I visited my surgeon a few months ago just to see how my knee was holding up. Comparing X-rays taken during that appointment with X-rays taken shortly after my surgery showed identical joint spacing. He declared that the joint looks like new, and with a full knee exam he perceived no wear at all. On top of that I have about 120 degrees of flexion in that knee, which also keeps improving, allowing me to now get into a full squat. It seems his statement about this being a 30-year knee is holding true, even for my very high activity level.
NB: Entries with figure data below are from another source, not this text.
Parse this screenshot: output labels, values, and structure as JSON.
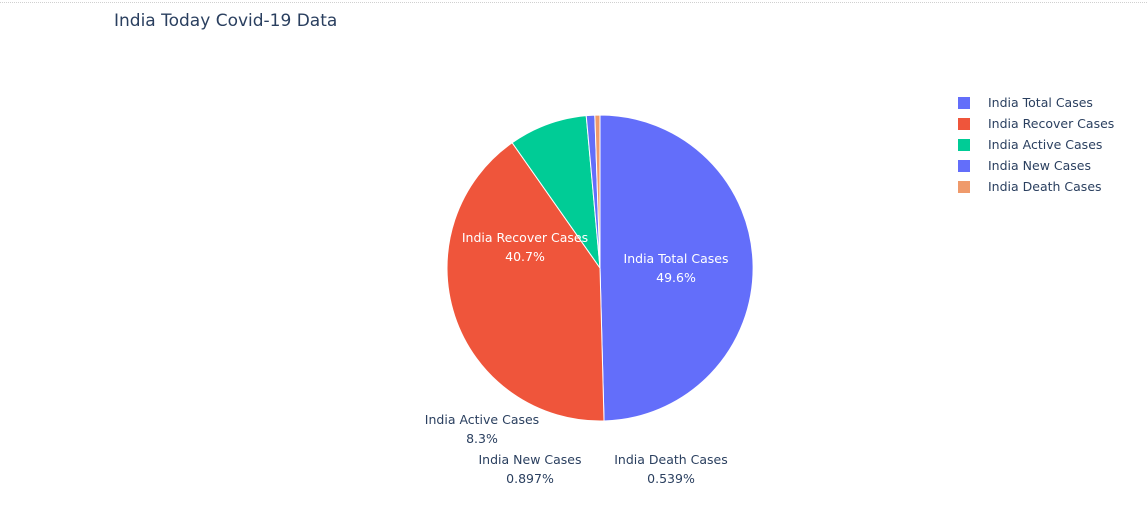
{
  "chart_data": {
    "type": "pie",
    "title": "India Today Covid-19 Data",
    "legend_position": "top-right",
    "slices": [
      {
        "label": "India Total Cases",
        "percent": 49.6,
        "percent_text": "49.6%",
        "color": "#636efa"
      },
      {
        "label": "India Recover Cases",
        "percent": 40.7,
        "percent_text": "40.7%",
        "color": "#ef553b"
      },
      {
        "label": "India Active Cases",
        "percent": 8.3,
        "percent_text": "8.3%",
        "color": "#00cc96"
      },
      {
        "label": "India New Cases",
        "percent": 0.897,
        "percent_text": "0.897%",
        "color": "#636efa"
      },
      {
        "label": "India Death Cases",
        "percent": 0.539,
        "percent_text": "0.539%",
        "color": "#ef9a6b"
      }
    ],
    "legend_order": [
      "India Total Cases",
      "India Recover Cases",
      "India Active Cases",
      "India New Cases",
      "India Death Cases"
    ],
    "colors": {
      "title": "#2a3f5f",
      "inside_label": "#ffffff",
      "outside_label": "#2a3f5f",
      "slice_border": "#ffffff"
    }
  }
}
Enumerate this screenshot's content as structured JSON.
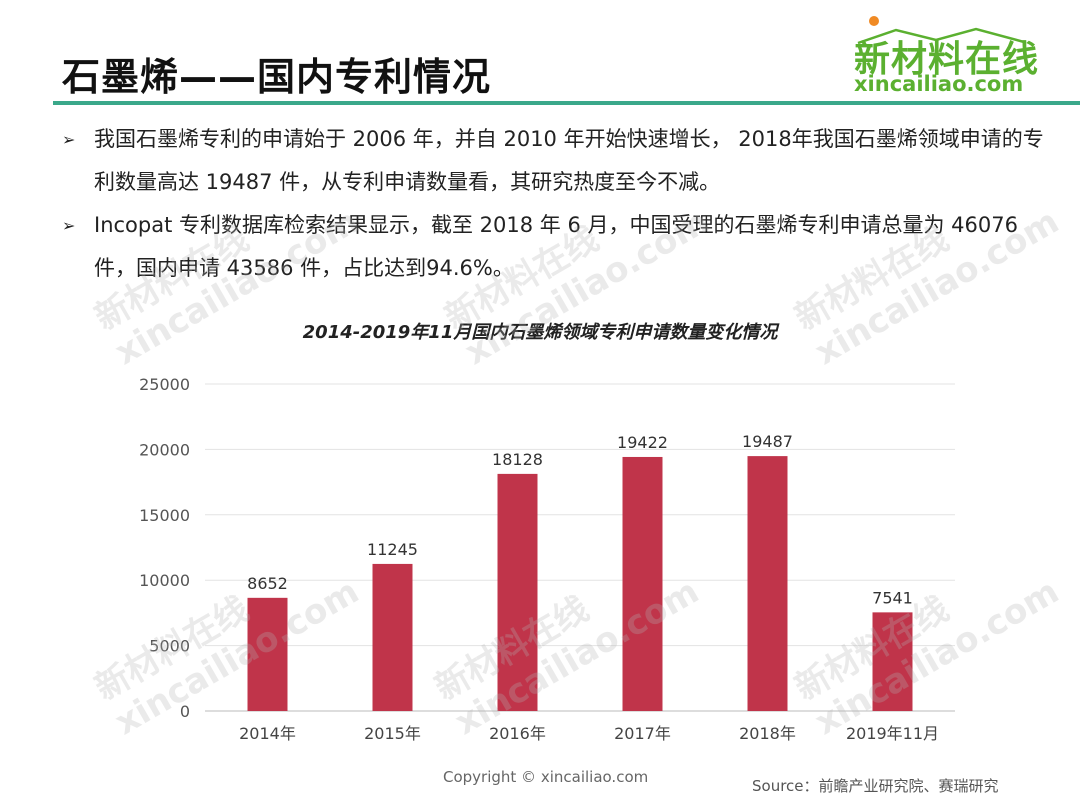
{
  "header": {
    "title": "石墨烯——国内专利情况",
    "logo_cn": "新材料在线",
    "logo_en": "xincailiao.com",
    "accent_color": "#3aa88a"
  },
  "bullets": [
    {
      "icon": "arrow-bullet-icon",
      "text": "我国石墨烯专利的申请始于 2006 年，并自 2010 年开始快速增长， 2018年我国石墨烯领域申请的专利数量高达 19487 件，从专利申请数量看，其研究热度至今不减。"
    },
    {
      "icon": "arrow-bullet-icon",
      "text": "Incopat 专利数据库检索结果显示，截至 2018 年 6 月，中国受理的石墨烯专利申请总量为 46076 件，国内申请 43586 件，占比达到94.6%。"
    }
  ],
  "chart_data": {
    "type": "bar",
    "title": "2014-2019年11月国内石墨烯领域专利申请数量变化情况",
    "categories": [
      "2014年",
      "2015年",
      "2016年",
      "2017年",
      "2018年",
      "2019年11月"
    ],
    "values": [
      8652,
      11245,
      18128,
      19422,
      19487,
      7541
    ],
    "data_labels": [
      "8652",
      "11245",
      "18128",
      "19422",
      "19487",
      "7541"
    ],
    "ylim": [
      0,
      25000
    ],
    "yticks": [
      0,
      5000,
      10000,
      15000,
      20000,
      25000
    ],
    "ytick_labels": [
      "0",
      "5000",
      "10000",
      "15000",
      "20000",
      "25000"
    ],
    "grid": true,
    "bar_color": "#c0344a",
    "xlabel": "",
    "ylabel": ""
  },
  "footer": {
    "copyright": "Copyright © xincailiao.com",
    "source": "Source：前瞻产业研究院、赛瑞研究"
  },
  "watermark": {
    "cn": "新材料在线",
    "en": "xincailiao.com"
  }
}
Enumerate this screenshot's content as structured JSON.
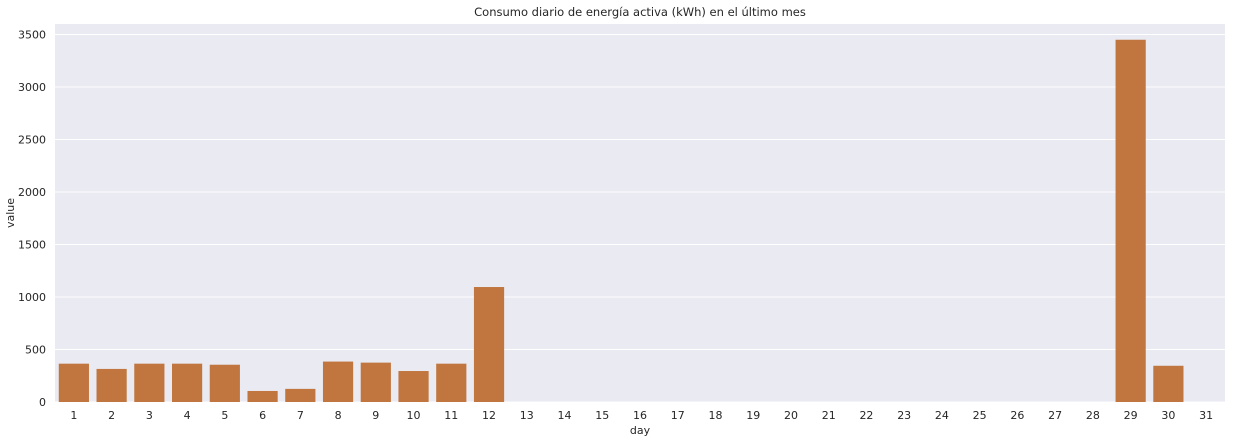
{
  "chart_data": {
    "type": "bar",
    "title": "Consumo diario de energía activa (kWh) en el último mes",
    "xlabel": "day",
    "ylabel": "value",
    "ylim": [
      0,
      3600
    ],
    "yticks": [
      0,
      500,
      1000,
      1500,
      2000,
      2500,
      3000,
      3500
    ],
    "grid": true,
    "bar_color": "#c0763e",
    "background_color": "#eaeaf2",
    "grid_color": "#ffffff",
    "categories": [
      "1",
      "2",
      "3",
      "4",
      "5",
      "6",
      "7",
      "8",
      "9",
      "10",
      "11",
      "12",
      "13",
      "14",
      "15",
      "16",
      "17",
      "18",
      "19",
      "20",
      "21",
      "22",
      "23",
      "24",
      "25",
      "26",
      "27",
      "28",
      "29",
      "30",
      "31"
    ],
    "values": [
      365,
      315,
      365,
      365,
      355,
      105,
      125,
      385,
      375,
      295,
      365,
      1095,
      0,
      0,
      0,
      0,
      0,
      0,
      0,
      0,
      0,
      0,
      0,
      0,
      0,
      0,
      0,
      0,
      3450,
      345,
      0
    ]
  }
}
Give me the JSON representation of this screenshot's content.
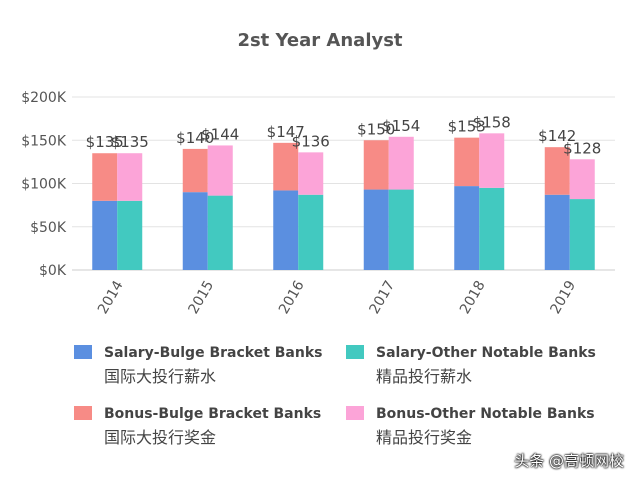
{
  "chart_data": {
    "type": "bar",
    "stacked": true,
    "grouped": true,
    "title": "2st Year Analyst",
    "categories": [
      "2014",
      "2015",
      "2016",
      "2017",
      "2018",
      "2019"
    ],
    "yticks": [
      "$0K",
      "$50K",
      "$100K",
      "$150K",
      "$200K"
    ],
    "ylim": [
      0,
      200
    ],
    "grid": true,
    "legend_position": "bottom",
    "groups": [
      {
        "salary": {
          "name": "Salary-Bulge Bracket Banks",
          "name_cn": "国际大投行薪水",
          "color": "#5b8fe0",
          "values": [
            80,
            90,
            92,
            93,
            97,
            87
          ]
        },
        "bonus": {
          "name": "Bonus-Bulge Bracket Banks",
          "name_cn": "国际大投行奖金",
          "color": "#f78b86",
          "values": [
            55,
            50,
            55,
            57,
            56,
            55
          ]
        },
        "totals": [
          "$135",
          "$140",
          "$147",
          "$150",
          "$153",
          "$142"
        ]
      },
      {
        "salary": {
          "name": "Salary-Other Notable Banks",
          "name_cn": "精品投行薪水",
          "color": "#42c9c0",
          "values": [
            80,
            86,
            87,
            93,
            95,
            82
          ]
        },
        "bonus": {
          "name": "Bonus-Other Notable Banks",
          "name_cn": "精品投行奖金",
          "color": "#fca4d8",
          "values": [
            55,
            58,
            49,
            61,
            63,
            46
          ]
        },
        "totals": [
          "$135",
          "$144",
          "$136",
          "$154",
          "$158",
          "$128"
        ]
      }
    ]
  },
  "watermark": "头条 @高顿网校"
}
My takeaway from this whole experience is that I should have done this procedure three to five years earlier. Being younger increases the likelihood of a good outcome. Doing it while younger will prolong your active years, thus allowing you to enjoy the things you love doing while you can still do them. Sure, there is going to be a rough patch of a few months, but you’re probably already in a pretty rough patch. At least you will be making progress rather than watching your body slowly deteriorate.
For anyone dealing with severe joint pain and arthritis who has exhausted all other avenues, I recommend you seek out the best surgeon you can find who won’t throw you out of the office for asking about running. I did, and now I can run again.